The Silence | reviews, news & interviews
The Silence
The Silence
First major feature by Baran bo Odar is gruelling but hugely impressive
Having won early acclaim for his student feature film Under the Sun, Swiss-born but Germany-based director Baran bo Odar has taken a further leap forward with his commercial debut, The Silence. Based on a novel by Jan Costin Wagner, it's the story of the hunt for the killer of 13-year-old schoolgirl Sinikka Weghamm, whose disappearance uncannily mirrors that of 11-year-old Pia Lange 23 years earlier.

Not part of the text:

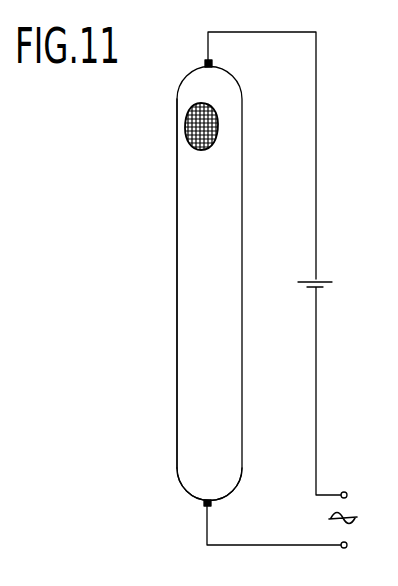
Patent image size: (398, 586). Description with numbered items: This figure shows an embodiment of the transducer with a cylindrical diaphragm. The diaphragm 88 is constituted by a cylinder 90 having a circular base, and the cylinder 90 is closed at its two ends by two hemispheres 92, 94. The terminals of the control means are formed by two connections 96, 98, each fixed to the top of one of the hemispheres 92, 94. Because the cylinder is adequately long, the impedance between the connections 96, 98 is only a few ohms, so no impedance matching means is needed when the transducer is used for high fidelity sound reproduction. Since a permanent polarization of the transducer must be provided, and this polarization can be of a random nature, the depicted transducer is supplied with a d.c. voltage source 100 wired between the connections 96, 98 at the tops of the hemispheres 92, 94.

Though the story is naturally concerned to some extent with police procedure, Odar's real interest is in the corrosive, unending effects of loss, loneliness, grief and guilt, which affect many of the characters in a variety of ways. Elena Lange (Katrin Sass) has never fully come to terms with the loss of her daughter Pia, and the new investigation of the missing Weghamm girl brings fresh waves of grief crashing down on her. David Jahn (Sebastian Blomberg), one of the policemen investigating the case, is still reeling from his wife's death from cancer, and the powerful emotions unleashed by the investigation push him to the edge of losing control.
Recently retired detective Krischan Mittich (Burghart Klaussner) is still obsessed by the Pia Lange case, which he investigated two decades earlier but never solved. He can't help himself from butting into the new investigation despite being ordered to back off by the lead detective, Grimmer (Oliver Stokowski). He desperately wants to atone (missing girl Sinikka, pictured right).
This isn't a whodunnit, and Odar opens the film with a straightforward and brutal account of Pia Lange's fate. She was intercepted while cycling across a cornfield by Peer Sommer (Ulrich Thomsen) and Timo Friedrich (Wotan Wilke Möhring). Sommer raped and killed her while Friedrich stood by, horrified but unable to bring himself to intervene. They then drove the girl's body away in Sommer's red Audi and dumped it in a lake.
Yet Odar has been able to find nuances and shades of grey even in his presentation of the paedophile duo. Friedrich, though prey to his sexual urges which are fed by Sommer's supply of child-porn films, is steadily torn apart by what he is and what he's done, though he has moved away from the site of the Lange killing and tried to build himself the semblance of a conventional family life. It's Jahn (pictured left) who will later contend that the new killing wasn't another sexual crime - Sinikka Weghamm wasn't raped - but a kind of perverted cry for help from Friedrich's as-yet unidentified murderous partner, left isolated for 20 years after Friedrich cut off all contact. Friedrich has received Sommer's message loud and clear, but he can't live with the consequences. Jahn gets no thanks for his theory from a police department keen to wrap up the case and turn a blind eye to inconvenient loose ends.
At two hours, The Silence is slow and broody but accumulates huge emotional force. Much credit is due to director of photography Nikolaus Summerer, who uses rich, saturated colours and majestic panoramic framing to bring a sense of tragic loneliness to pristine summer landscapes. Unusual overhead angles and judicious deployment of slow and accelerated motion lend an additional sensation of time being out of joint, and of a world turning with tremendous unease. When they're doling out the gongs they could also give the nod to composer Andre Matthias, whose soundtrack is sparse but chillingly beautiful.
The jigsaw is completed by the exemplary performances Odar has coaxed from his cast (UIrich Thomsen as Sommer, pictured above). All of them have prestigious track records in European film and TV, and collectively they deliver a masterclass in low-key ensemble playing. Often the camera will just linger on faces to catch passing nuances of grief or fear, and some of the scenes of Sinikka's parents (Karoline Eichhorn and Roeland Wiesnekker) as they try to comprehend what's happening to them are almost impossible to watch. Much more will be heard from Herr Odar.